1. A one-step method for refining latamoxef sodium, characterized in that, Includes the following steps: (1) Adding acid and then acidifying: After dissolving crude cefazolin sodium, add acid to adjust the pH to 1-2, dissolve it completely, let it stand and separate the liquid to obtain the lower aqueous phase and the upper organic phase; the dissolution temperature is 5-10℃; the solvent is a mixture of ethyl acetate and purified water, and the volume ratio of ethyl acetate to purified water is 2-3:1; (2) Extraction: 1) Take the lower aqueous phase obtained in step (1), add the extract, stir and let stand to separate the liquid, and retain the organic phase; 2) Take the upper organic phase obtained in step (1), add washing solution, stir and let stand to separate the liquid to obtain the aqueous phase and the organic phase; 3) Add the aqueous phase obtained in step 2) to the organic phase obtained in step 1), stir, let stand, and separate the liquids, retaining the organic phase; 4) Repeat steps 2) to 3), and combine the organic phases; The extract is a mixture of butanone and ethyl acetate, and the washing solution is an aqueous solution of sodium chloride. (3) The organic phase obtained in step (2) is dehydrated and decolorized, and sodium isooctanoate solution is added to crystallize, so as to obtain the refined sodium latamoxef sodium product.

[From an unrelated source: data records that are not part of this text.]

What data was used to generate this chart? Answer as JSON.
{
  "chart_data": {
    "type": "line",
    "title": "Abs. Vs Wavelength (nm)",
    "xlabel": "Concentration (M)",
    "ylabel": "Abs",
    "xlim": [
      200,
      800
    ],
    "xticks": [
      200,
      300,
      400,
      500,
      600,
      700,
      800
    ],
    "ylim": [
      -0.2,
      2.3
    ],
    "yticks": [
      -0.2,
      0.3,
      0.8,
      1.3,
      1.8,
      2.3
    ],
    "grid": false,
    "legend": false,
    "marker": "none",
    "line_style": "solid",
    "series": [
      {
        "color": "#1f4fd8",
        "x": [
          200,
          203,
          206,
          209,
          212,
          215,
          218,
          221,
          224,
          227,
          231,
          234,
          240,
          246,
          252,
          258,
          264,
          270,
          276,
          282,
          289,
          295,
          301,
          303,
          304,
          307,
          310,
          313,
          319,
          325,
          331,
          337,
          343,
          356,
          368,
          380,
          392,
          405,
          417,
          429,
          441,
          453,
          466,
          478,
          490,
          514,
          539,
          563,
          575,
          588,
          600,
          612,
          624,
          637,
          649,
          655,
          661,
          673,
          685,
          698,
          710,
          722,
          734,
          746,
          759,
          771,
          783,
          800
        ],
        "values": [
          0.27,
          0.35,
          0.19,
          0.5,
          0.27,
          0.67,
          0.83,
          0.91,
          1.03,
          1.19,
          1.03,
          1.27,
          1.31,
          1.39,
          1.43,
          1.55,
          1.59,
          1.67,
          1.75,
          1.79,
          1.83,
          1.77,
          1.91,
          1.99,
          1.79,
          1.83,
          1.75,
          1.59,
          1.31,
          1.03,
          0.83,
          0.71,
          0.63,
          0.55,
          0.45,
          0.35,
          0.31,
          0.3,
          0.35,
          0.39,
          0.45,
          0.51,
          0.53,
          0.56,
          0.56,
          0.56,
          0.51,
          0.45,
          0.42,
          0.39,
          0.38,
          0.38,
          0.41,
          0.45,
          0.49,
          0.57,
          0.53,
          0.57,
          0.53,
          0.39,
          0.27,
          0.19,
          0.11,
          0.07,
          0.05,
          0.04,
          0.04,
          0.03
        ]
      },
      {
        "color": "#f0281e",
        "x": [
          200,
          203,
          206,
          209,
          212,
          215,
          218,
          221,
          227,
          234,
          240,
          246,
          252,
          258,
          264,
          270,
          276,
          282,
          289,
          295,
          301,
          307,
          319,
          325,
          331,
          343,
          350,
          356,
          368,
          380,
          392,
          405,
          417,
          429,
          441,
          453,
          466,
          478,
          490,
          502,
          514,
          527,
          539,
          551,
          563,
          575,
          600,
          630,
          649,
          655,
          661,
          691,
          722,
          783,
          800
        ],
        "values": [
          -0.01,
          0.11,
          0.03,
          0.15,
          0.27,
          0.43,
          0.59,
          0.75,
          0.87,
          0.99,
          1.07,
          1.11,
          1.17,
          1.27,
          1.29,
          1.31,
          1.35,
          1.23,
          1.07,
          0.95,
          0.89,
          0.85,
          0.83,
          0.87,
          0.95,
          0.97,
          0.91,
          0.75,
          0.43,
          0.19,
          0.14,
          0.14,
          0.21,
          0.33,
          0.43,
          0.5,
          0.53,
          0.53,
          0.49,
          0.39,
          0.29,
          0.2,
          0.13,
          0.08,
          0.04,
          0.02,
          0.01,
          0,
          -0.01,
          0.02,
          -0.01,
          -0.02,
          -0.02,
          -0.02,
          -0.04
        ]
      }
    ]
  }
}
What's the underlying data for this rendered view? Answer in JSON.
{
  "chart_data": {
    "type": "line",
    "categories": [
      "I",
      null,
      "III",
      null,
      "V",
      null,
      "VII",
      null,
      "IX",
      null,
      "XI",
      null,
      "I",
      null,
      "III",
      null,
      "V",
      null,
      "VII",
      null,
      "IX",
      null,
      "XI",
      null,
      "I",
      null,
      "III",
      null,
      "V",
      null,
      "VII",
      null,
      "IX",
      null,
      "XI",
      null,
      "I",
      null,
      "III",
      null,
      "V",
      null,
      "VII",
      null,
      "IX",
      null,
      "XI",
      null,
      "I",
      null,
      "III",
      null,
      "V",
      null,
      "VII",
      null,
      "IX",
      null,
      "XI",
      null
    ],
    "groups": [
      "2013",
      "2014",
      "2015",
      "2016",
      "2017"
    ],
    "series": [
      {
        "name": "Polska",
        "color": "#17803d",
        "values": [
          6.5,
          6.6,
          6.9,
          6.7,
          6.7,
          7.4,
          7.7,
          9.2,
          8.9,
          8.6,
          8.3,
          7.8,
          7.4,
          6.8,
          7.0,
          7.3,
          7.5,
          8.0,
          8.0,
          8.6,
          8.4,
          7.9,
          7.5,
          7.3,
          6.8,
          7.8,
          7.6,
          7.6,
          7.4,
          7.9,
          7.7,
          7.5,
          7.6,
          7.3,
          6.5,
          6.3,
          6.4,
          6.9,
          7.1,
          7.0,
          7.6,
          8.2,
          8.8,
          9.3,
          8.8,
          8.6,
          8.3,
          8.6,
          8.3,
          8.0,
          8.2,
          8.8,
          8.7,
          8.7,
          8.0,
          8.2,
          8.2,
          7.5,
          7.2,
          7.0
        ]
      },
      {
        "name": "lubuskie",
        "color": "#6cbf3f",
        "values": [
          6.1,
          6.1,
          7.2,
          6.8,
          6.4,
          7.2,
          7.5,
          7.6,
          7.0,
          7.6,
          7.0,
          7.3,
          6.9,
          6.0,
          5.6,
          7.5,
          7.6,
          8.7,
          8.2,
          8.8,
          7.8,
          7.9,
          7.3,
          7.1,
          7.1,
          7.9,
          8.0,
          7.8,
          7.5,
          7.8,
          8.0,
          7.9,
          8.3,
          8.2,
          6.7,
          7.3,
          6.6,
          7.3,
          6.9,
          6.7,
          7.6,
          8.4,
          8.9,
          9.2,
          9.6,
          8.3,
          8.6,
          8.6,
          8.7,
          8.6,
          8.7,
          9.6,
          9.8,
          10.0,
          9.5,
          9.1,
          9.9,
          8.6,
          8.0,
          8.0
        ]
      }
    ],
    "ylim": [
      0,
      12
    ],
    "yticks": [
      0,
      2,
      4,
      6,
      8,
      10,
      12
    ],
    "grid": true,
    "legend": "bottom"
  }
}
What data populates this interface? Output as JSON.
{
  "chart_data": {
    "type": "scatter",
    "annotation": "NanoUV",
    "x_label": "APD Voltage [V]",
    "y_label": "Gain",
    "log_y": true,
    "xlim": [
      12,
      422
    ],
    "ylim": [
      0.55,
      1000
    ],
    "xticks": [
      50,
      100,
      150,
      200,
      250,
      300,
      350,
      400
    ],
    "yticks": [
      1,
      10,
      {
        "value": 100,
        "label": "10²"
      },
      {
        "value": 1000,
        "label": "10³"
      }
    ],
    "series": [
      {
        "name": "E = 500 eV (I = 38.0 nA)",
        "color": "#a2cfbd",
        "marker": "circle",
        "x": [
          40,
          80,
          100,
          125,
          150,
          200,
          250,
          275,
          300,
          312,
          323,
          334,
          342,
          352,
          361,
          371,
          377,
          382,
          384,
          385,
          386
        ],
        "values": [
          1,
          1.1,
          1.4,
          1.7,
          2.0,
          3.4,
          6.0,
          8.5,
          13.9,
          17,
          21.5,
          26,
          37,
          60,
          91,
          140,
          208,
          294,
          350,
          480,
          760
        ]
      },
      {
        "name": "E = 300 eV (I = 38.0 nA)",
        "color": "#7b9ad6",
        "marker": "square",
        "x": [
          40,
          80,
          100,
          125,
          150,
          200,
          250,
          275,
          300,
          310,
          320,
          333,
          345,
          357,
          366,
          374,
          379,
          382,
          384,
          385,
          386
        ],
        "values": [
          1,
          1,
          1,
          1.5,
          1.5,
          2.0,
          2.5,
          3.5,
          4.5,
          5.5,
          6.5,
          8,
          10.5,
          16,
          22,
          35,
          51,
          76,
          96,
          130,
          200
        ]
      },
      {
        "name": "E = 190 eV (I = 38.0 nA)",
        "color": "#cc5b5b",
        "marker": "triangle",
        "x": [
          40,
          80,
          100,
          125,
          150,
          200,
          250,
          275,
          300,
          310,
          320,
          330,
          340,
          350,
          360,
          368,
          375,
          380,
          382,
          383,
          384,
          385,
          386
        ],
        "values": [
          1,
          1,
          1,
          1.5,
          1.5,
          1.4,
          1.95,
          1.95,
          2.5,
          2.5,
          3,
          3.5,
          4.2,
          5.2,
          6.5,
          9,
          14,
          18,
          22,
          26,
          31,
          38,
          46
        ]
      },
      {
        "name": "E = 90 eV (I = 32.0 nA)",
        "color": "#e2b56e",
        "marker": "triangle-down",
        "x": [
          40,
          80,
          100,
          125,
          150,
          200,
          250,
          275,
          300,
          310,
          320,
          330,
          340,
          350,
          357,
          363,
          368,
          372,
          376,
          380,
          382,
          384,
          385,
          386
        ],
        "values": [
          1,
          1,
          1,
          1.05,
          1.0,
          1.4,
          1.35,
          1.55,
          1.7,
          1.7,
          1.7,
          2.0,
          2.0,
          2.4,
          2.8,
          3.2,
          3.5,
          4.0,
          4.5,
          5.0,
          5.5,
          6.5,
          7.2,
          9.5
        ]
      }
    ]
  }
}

2. The method of claim 1, wherein, In step (1), the mass-to-volume ratio of crude cefoperazone sodium to solvent is 1g:10-20mL.

3. The method of claim 1, wherein, In step (1), the acid is an organic acid and / or an inorganic acid.

4. The method of claim 3, wherein, The acid is hydrochloric acid.

5. The method of claim 1, wherein, In the extract, the volume ratio of butanone to ethyl acetate is 1:1-10.

6. The method of claim 1, wherein, In step (3), the dehydrating agent is anhydrous sodium sulfate.